Talon Bronson, a new YJI reporter in Portland, Oregon, offers this review of The Expendables:
PORTLAND, Oregon, U.S.A. – Movies that try to pull together an amazing cast of heavyweights often seem to fail. The movie Be Cool, a kind of sequel to Get Shorty, had a grocery list of names that had to have casting directors drooling. It also ended up being one of the worst films I have ever seen.
So it was with apprehension that I saw The Expendables. I was looking forward to it in the respect that it had been a very long time since I had seen a straight out action flick.
The market has been still for some time for these types of features, but I was very nervous that the producers would get Sylvester Stallone, Jason Statham, Jet Li, Mickey Rourke, and numerous others into the same room . . . and then not know what to do.
But surprisingly enough, from a strictly entertainment value standpoint, they pulled it off.
Let’s start by saying that if you do not like extremely violent, machismo action flicks, this is in no way for you.

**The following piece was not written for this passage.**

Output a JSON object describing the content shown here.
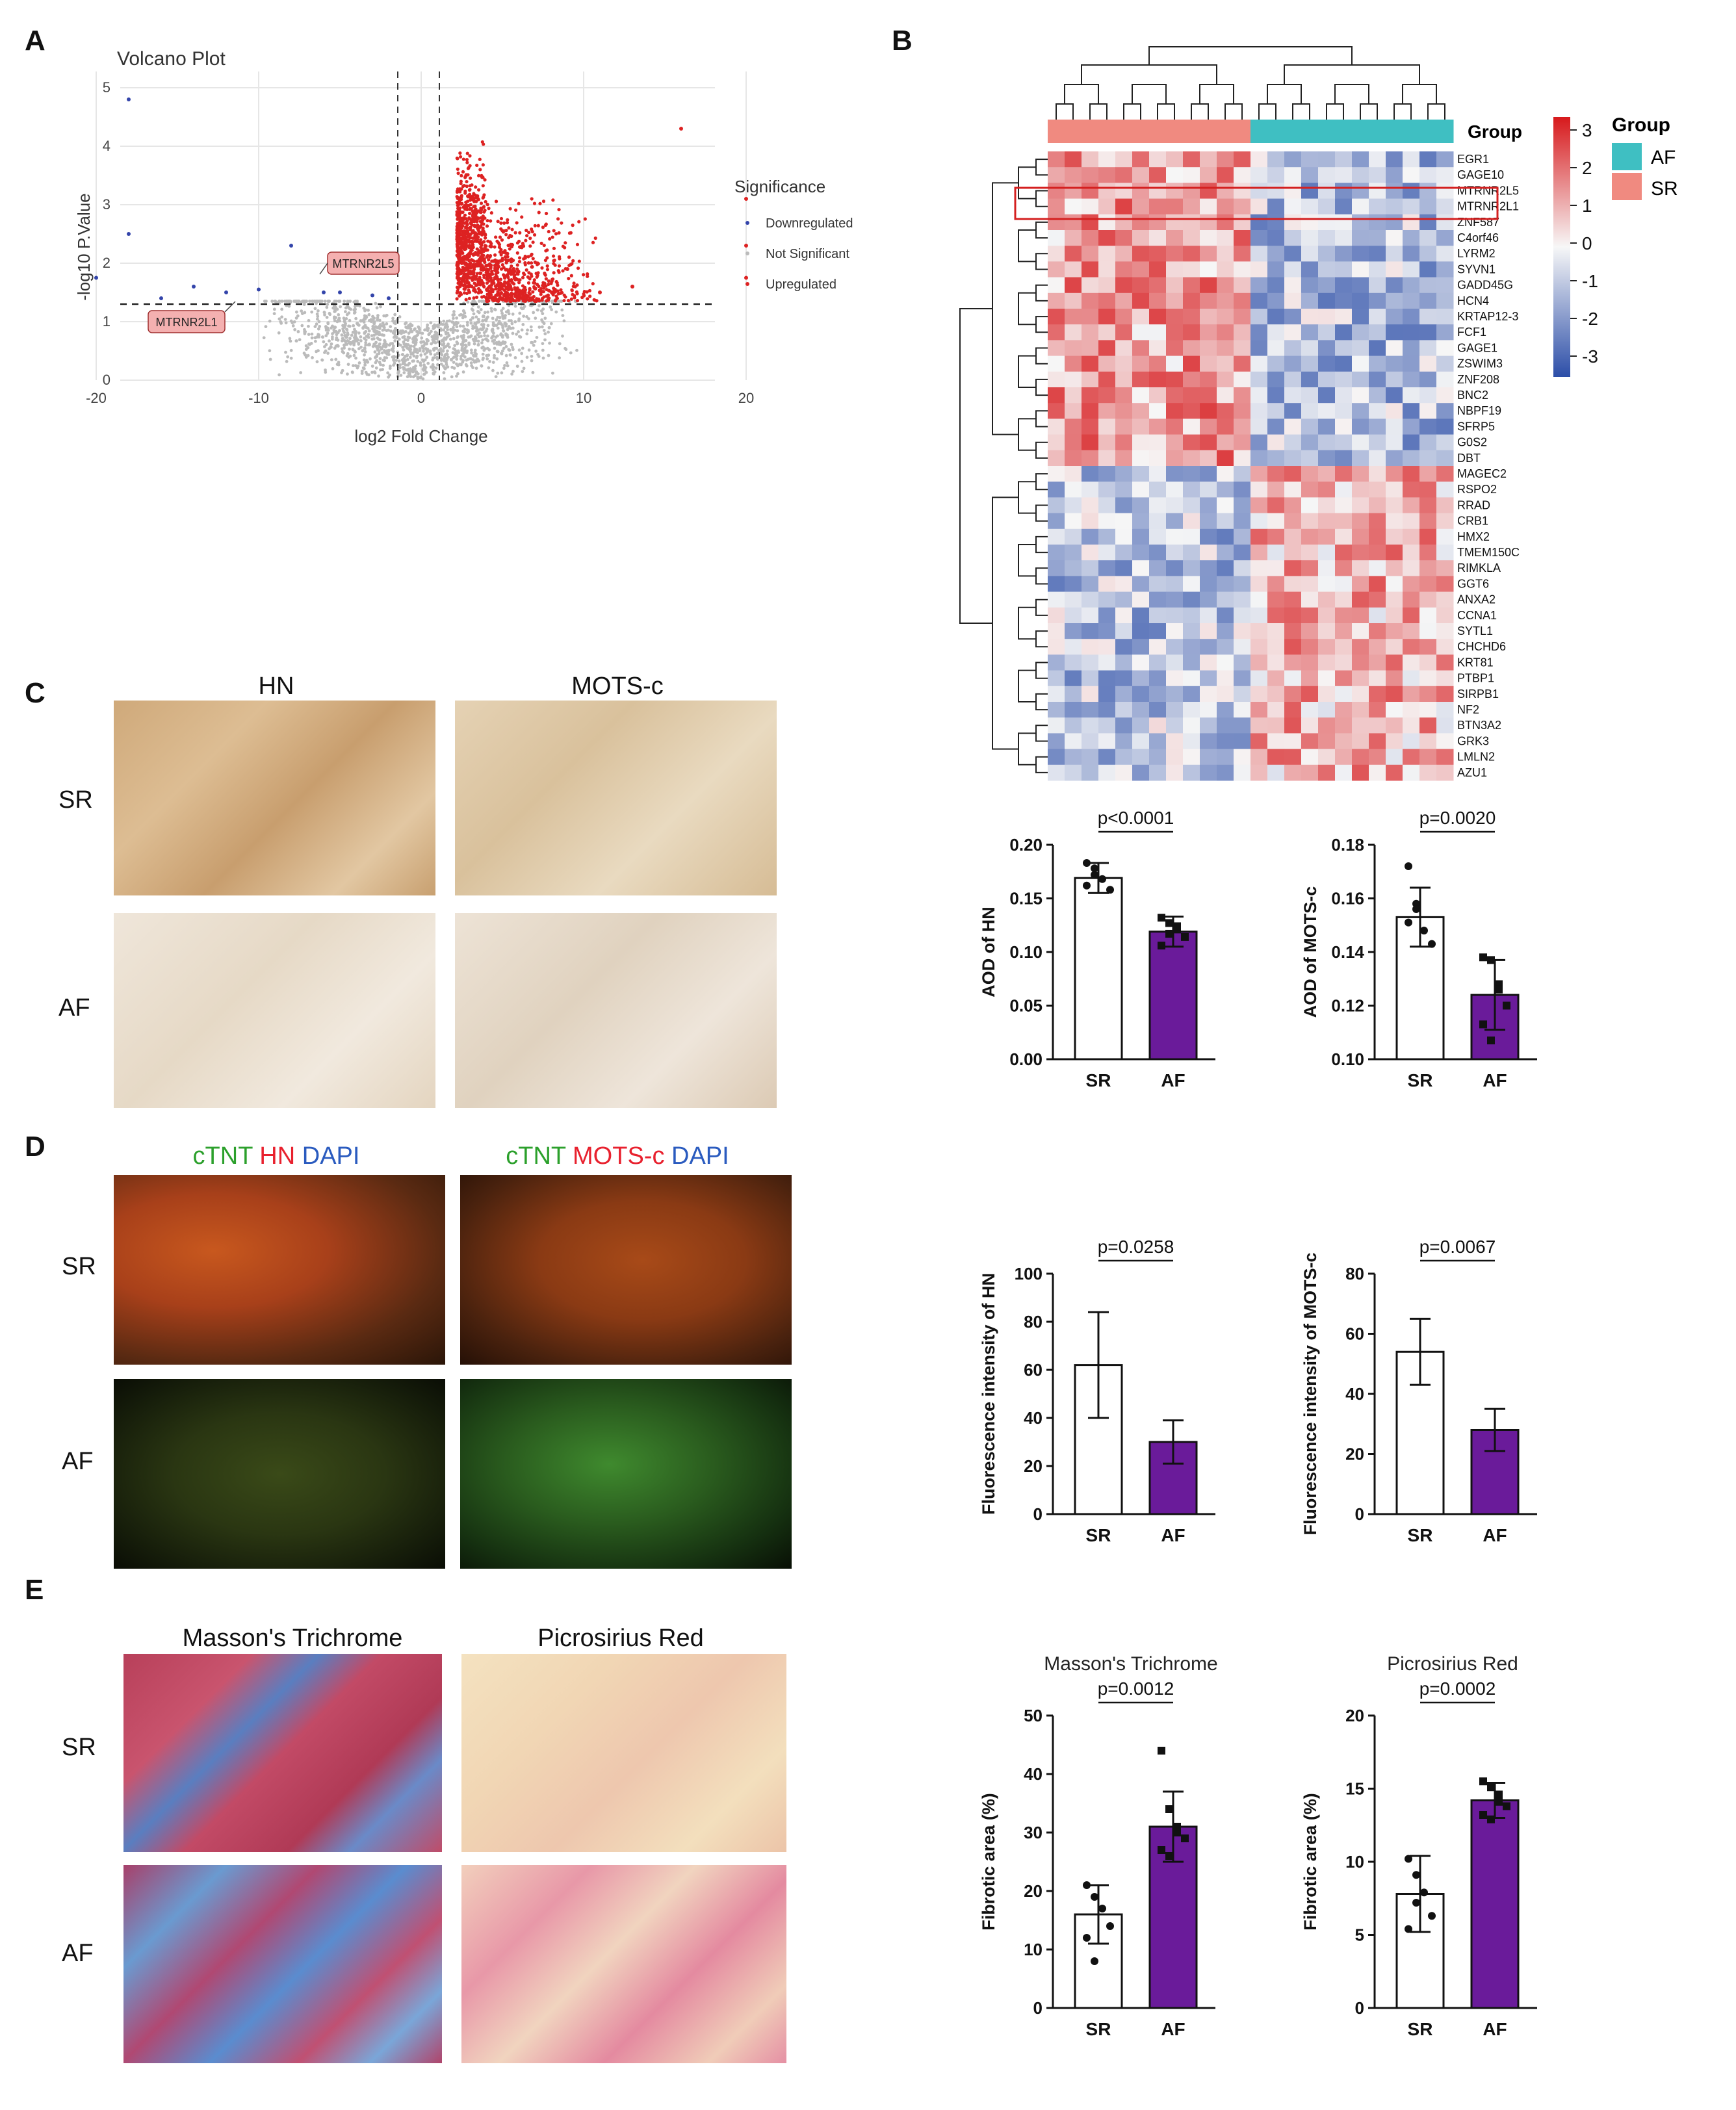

I haven’t seen this much blood on screen for a while, and then, it was either in your standard horror, or a Kill Bill comic book extravaganza of violence. The Expendables is not stylized in such a way. It is just violent, the old-fashioned way that they did in the ‘70s and ‘80s, before every action character had apparently spent half their lives in a dojo.
The Expendables does have redeeming qualities and there are points to the story. The assignment that the film is based around is not taken for money, but for the noble idea of writing the wrongs of a tyrannical dictator, or, rather, his puppet masters.
Slid into the violence is the overall message that a life of death and destruction is really no life at all.
That being said, brace yourself for some carnage.
There are explosions, flying body parts, decimating shotgun attacks, and more throwing knives than I think I’ve ever seen. There are fist-to-fist melees that make you ooh and ahh with every punch, and, if you start to tire from hunks of muscled steel beating the crap out of each other, you have Li throwing in a spinning kick for good measure.
Li, who I was very excited to see in a new action movie, actually ended up being more of a comic relief character than a vicious fighter, but there is no doubt that the seasoned action film star can still move.
So, too, can Stallone.
I’ve seen neither the new Rambo or Rocky Balboa, so maybe I am behind the times on the man’s physical fitness, but if The Expendables is any indication, he can still taking a beating, and give one right back in return.
Stallone also directed the movie, which always puts props in my book. To star in a movie this size and direct it has to be at least a little trying.
Statham displays in full force why he is in almost every action movie of recent years, and Randy Couture has a very satisfying fight against “Stone Cold” Steve Austin’ of World Wrestling Entertainment fame, as well as a very comic play on his hideous “cauliflower ears.”
Rourke’s acting, though, takes the cake. Everyone else in the film has the bare minimum of facial expressions to work with, but Rourke, the one character who has given up on the life of death, has a monologue both well written and perfectly delivered.
It easily shows why he has climbed back up on top of Hollywood, after years of exile.
The scene, which is brief, has Arnold Schwarzenegger, Bruce Willis, and Stallone in the same room. It’ll make any action flick aficionado quiver with excitement, and is guaranteed to make you at least smile as both Stallone and Schwarzenegger take little jabs at one another.
If there was one thing missing from this film it would be to at least see dear Arnold involved in at least one battle. But complaining about a lack of violence in this film seems ridiculous, as there was more than enough to go around.
The Expendables is an honest-to-God action flick. It’s exactly what you expect it to be – bloody, violent, and brutal, with an underlying moral that can easily be forgotten.
You don’t have to wait long for the next bout of violence, since it seems the film was set on a timer for five-minute intervals. Beyond that, there’s gunfire.
If you are looking for something more than brutality, don’t see this movie. Something more is there, but that’s all it is; there. If you took it out, the film wouldn’t be too different.
That being said, if you have found yourself at the theatre lately wondering where the good, old-fashioned action flick has gone, go see The Expendables.
It’s exactly what you are looking for.